Interestingly, the relationship between boxing and cinema extends all the way back to 1894, when William KL Dickson of the Thomas Edison Company filmed a contest between Jack Cushing and Mike Leonard. Although the film was roughly thirty seconds long, it forged a bond between boxing and cinema that has since remained strong. But what ultimately solidified the dramatic legacy of the pugilist was the decision to adapt true stories of boxers to the screen. By depicting the world of legendary boxers, cinema exposed viewers to the plights that these boxers encountered outside of the ring and focused on the sport’s extensive ties to organized crime in its early years, which ultimately gave boxers a much deeper and darker nature. This subsequently provided viewers with a haunting understanding of why boxers might opt to endure and dish out the brutal punishment that they do in their line of work. The Harder They Fall (Robson, 1956), provides an excellent example of this darker underside to the sport that was revealed in early boxing films.
In other cases, such as On the Waterfront (Kazan, 1954), the world of boxing effectively functions as a quiet backdrop to develop a washed-up character in a story primarily driven by its attempts to expose issues pertaining to class structure and fears of Communist expansion at the time. However, there is perhaps no boxing film that has communicated its significance to the world of cinema more than Martin Scorsese’s 1980 landmark film, Raging Bull. Not only is Raging Bull widely regarded as one of the greatest sports films ever made, but it is also critically regarded as one of the greatest American films of all-time. Through the presentation of Jake LaMotta’s self-destructive journey through life, Raging Bull powerfully communicates various problems pertaining to masculinity and sexual jealousy, and how violent tendencies plague the boxer both in and out of the ring.

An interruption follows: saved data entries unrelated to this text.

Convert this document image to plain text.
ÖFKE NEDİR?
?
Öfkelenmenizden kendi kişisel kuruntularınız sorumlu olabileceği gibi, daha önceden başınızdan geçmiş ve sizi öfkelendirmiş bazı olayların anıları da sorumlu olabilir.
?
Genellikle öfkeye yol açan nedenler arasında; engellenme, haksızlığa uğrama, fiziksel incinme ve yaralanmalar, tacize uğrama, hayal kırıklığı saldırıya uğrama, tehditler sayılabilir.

Of comparable importance to the world of cinema, but with an entirely different message, Rocky (Avildsen, 1976) communicated something that transcended the limits of the ring; a hero is someone with perseverance who can “go the distance.”

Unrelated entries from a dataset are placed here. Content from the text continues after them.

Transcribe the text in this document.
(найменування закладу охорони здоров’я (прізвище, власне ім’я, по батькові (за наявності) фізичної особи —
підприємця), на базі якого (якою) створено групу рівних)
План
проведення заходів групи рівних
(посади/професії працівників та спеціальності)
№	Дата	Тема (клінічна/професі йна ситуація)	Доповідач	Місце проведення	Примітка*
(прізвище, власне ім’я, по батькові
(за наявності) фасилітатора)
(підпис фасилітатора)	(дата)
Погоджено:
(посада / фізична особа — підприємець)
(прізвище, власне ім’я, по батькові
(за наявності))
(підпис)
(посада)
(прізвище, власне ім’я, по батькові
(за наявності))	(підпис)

Even though the popularity of the sport itself has substantially waned in recent years, the boxing film genre has not shown any clear indicators of an impending decline in popularity. In fact, with films like Cinderella Man (Howard, 2005), The Fighter (Russell, 2010), and the winner of the 2005 Academy Award for Best Picture, Million Dollar Baby (Eastwood, 2004), the longevity of the boxing film genre seems quite promising. Ultimately, by continuing to shed light on the internal struggles that boxers must cope with outside of the ring, the boxing film genre should continue to hold onto its title as the most successfully adapted sport to the realm of cinema.